Décidément, il semble bien difficile de mesurer l'ampleur de la fuite de pétrole dans le Golfe du Mexique.
Tandis que les relations des Etats-Unis avec British Petroleum et à travers le groupe pétrolier avec le Royaume-Uni continuent de se dégrader, les autorités américaines ont indiqué que le volume de pétrole échappé pourrait être deux fois plus important que les premières estimations.
Une fuite pire que prévu
Tandis que l'on parlait d'un écoulement de 12.000 à 19.000 barils par jour, selon la nouvelle estimation des experts mandatés par l'administration américaine, de 20.000 à 40.000 barils de brut se seraient déversés dans le Golfe du Mexique depuis le naufrage de la plateforme Deepwater Horizon le 20 avril dernier, soit environ 5.260 tonnes.
A titre de comparaison, le pétrolier Erika qui s'était échoué en 1999 au large de la Bretagne avait libéré quelque 20.000 tonnes de brut.

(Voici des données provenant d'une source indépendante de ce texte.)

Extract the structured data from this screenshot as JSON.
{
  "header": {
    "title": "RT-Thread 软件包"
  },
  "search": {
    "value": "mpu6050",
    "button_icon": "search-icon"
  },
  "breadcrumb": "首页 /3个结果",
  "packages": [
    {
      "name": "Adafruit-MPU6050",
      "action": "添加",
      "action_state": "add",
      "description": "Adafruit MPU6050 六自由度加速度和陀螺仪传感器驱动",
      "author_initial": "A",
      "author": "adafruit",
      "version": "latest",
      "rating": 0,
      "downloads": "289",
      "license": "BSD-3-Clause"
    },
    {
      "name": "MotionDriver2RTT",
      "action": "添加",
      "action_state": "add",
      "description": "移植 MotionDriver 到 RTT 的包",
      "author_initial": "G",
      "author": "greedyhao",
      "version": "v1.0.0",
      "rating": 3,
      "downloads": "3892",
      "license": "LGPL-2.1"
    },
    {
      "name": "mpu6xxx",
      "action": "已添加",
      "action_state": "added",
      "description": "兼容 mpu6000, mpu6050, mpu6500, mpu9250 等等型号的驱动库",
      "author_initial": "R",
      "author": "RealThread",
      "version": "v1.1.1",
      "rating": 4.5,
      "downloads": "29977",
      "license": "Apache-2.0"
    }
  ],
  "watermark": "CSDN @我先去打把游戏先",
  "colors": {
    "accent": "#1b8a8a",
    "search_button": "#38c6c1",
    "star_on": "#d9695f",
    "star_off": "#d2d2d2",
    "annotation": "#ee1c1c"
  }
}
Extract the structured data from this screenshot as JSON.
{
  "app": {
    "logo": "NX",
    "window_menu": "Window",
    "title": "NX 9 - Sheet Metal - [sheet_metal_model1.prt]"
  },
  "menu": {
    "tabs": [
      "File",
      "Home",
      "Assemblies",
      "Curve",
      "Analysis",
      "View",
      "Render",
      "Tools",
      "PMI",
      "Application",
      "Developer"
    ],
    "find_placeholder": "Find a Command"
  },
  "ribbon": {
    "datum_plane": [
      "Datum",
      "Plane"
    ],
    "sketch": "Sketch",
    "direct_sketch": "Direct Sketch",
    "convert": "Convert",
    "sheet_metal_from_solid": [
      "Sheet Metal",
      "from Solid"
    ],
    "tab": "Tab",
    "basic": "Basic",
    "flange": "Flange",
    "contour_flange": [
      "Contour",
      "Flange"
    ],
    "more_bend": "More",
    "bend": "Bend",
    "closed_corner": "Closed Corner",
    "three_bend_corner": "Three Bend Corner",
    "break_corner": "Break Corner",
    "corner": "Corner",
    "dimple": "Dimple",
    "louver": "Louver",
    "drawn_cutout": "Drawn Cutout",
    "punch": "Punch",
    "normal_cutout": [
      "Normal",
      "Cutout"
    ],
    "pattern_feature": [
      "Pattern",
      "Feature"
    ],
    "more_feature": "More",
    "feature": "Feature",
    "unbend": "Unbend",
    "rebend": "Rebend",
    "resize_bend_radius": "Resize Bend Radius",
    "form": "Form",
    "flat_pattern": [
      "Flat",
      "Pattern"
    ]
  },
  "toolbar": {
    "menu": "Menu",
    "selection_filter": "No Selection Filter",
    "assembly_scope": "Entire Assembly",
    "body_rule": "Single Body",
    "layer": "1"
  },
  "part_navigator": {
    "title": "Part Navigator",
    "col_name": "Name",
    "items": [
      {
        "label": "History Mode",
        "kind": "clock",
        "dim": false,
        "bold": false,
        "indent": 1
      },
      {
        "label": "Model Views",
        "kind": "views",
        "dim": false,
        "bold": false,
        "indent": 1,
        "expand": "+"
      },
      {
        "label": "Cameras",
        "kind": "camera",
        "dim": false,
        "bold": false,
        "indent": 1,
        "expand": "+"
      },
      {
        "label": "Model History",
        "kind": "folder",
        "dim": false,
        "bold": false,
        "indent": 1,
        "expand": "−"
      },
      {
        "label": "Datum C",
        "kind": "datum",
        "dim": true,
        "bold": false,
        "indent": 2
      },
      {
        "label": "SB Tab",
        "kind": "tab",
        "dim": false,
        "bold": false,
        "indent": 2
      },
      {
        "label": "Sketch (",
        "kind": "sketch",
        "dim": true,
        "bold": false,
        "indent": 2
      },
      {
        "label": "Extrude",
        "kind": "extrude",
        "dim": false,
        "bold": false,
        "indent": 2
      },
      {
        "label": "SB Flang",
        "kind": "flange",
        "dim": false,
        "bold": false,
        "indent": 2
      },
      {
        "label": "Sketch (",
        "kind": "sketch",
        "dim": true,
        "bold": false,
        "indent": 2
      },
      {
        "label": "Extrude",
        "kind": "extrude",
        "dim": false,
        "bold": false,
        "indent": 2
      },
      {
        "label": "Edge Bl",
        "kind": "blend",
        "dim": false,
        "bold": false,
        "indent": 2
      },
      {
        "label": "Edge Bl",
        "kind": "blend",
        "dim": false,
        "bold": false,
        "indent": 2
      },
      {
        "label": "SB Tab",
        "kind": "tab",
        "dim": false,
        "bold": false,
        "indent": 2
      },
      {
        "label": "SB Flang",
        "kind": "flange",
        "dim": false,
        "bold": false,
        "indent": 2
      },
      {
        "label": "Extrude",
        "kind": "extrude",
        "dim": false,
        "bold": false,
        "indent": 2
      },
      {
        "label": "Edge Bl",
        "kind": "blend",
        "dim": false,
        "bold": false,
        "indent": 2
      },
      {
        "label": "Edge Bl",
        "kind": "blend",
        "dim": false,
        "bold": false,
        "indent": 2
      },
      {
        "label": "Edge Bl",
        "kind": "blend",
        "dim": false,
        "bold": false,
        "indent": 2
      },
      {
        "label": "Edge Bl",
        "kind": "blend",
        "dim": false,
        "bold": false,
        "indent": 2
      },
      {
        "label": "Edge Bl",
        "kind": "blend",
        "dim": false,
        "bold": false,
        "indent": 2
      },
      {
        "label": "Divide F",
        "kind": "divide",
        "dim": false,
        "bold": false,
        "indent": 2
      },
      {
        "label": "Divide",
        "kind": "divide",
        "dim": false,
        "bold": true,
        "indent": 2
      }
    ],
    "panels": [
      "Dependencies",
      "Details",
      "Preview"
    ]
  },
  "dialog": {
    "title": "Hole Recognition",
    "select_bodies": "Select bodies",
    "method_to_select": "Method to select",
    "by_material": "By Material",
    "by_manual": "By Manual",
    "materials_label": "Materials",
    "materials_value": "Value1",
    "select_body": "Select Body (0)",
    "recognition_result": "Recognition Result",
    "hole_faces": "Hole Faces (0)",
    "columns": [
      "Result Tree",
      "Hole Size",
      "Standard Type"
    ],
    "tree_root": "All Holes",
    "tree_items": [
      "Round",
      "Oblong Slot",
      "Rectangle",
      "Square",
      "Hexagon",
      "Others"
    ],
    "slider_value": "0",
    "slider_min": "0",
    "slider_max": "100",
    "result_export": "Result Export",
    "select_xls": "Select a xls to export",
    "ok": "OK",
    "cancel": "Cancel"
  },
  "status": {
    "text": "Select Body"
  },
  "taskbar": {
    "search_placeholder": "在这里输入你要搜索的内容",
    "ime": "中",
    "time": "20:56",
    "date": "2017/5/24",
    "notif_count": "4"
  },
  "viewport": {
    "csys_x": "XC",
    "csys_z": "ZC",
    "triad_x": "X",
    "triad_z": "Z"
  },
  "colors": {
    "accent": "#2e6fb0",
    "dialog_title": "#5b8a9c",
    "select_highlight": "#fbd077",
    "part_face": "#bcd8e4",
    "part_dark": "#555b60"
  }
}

Depuis le 3 juin et le premier succès de BP dans ses tentatives de pompage, la firme récupère quelque 15.000 barils de pétrole par jour. Progressivement, la capacité du dispositif qui repose sur un entonnoir devrait être portée à 28.000 barils par jour, et peut-être à plus de 40.000 avec l'arrivée de nouveaux navires de pompage (lire "Bientôt un deuxième dispositif ?").
D'un accident à l'autre
Vendredi, BP a annoncé le rappel à terre des 800 membres d'équipage embarqués sur 120 bateaux intervenant dans la lutte contre la marée noire. Cette décision fait suite à la rupture accidentelle d'un gazoduc par un bateau de ravitaillement amarré à la plateforme de gaz naturel de Cocodrie, au sud-ouest de la Louisiane.
Des 42 personnes à bord du navire, 36 ont dû être hospitalisées après avoir respiré le gaz toxique. Deux d'entre elles notamment souffraient d'essoufflement sévère, de douleurs de poitrine et de désorientation. Par sécurité, les 800 marins rappelés à terre vont faire l'objet d'un examen médical.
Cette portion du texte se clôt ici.